(Una antigua película de Capra, una vida de hoy)
No valdría la pena escribir (ni hablar ni existir tampoco) si no pudiera ser uno como el loco aquel que va por la calle apacible y la tarde solitaria, se aproxima al montón de ladrillos que hay al pie de la obra en construcción, agarra uno y lo arroja salvajemente contra una pared, dando un alarido desgarrador que nadie escucha. Los trozos que vuelven contra él son como las respuestas que nosotros los cuerdos esperamos, del dios o de una mujer: un sentido para nuestra vida, pero sobre todo una palabra amable capaz de engrandecer el corazón y endulzar las horas.
Hemos sido bárbaros por un momento en el decir, tenemos la cara ensangrentada para que no duela el alma, entretenida en la herida de su carne furiosa.
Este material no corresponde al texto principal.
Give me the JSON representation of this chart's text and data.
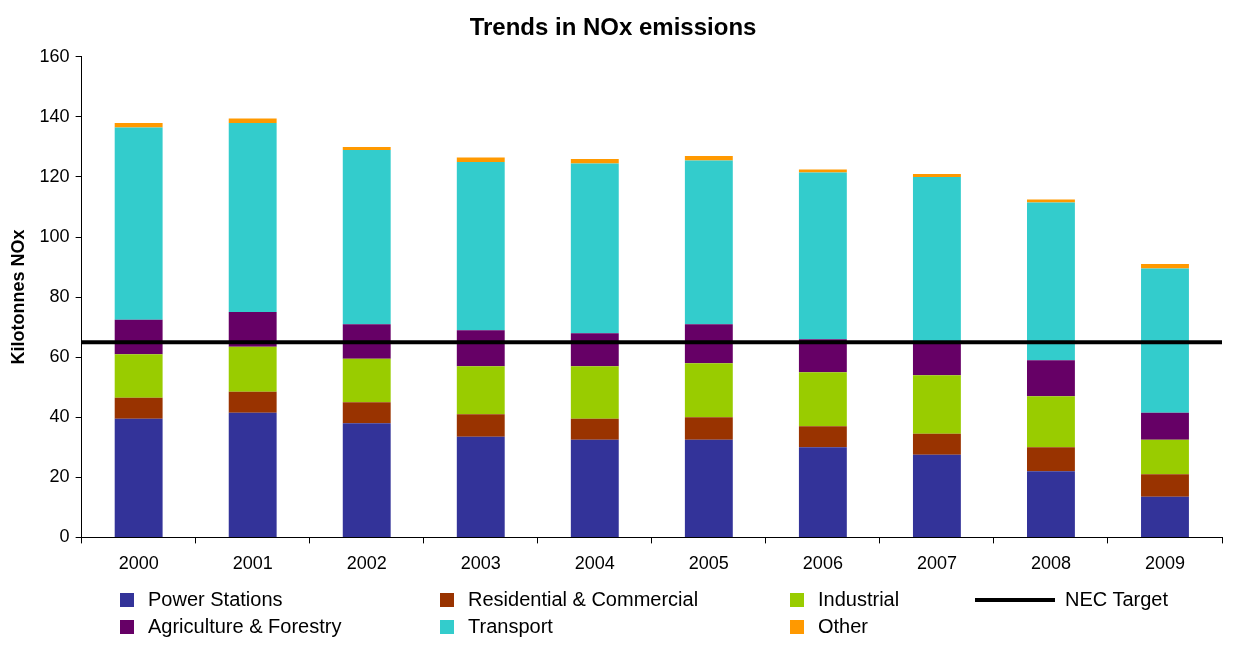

Eso no quita que luego nos comportemos como el loco, que recoge cuidadosamente los fragmentos del ladrillo que le han herido y los echa al contenedor de la obra, con los materiales de desecho. Tampoco nosotros los cuerdos hemos dejado de ser prudentes definitivamente. Las lágrimas nos anegaron un rato, luego decidimos salir del hundimiento con una frase atroz e inesperada. Pero un poco después nada más volvemos a nuestros asuntos, a la mansedumbre de seres piadosos, reflexivos y sensatos que comentan las notas al pie del texto principal, dejando que se apague la tarde, se haga la noche y llegue el nuevo día. Así por siempre y hasta la hora de nuestra muerte.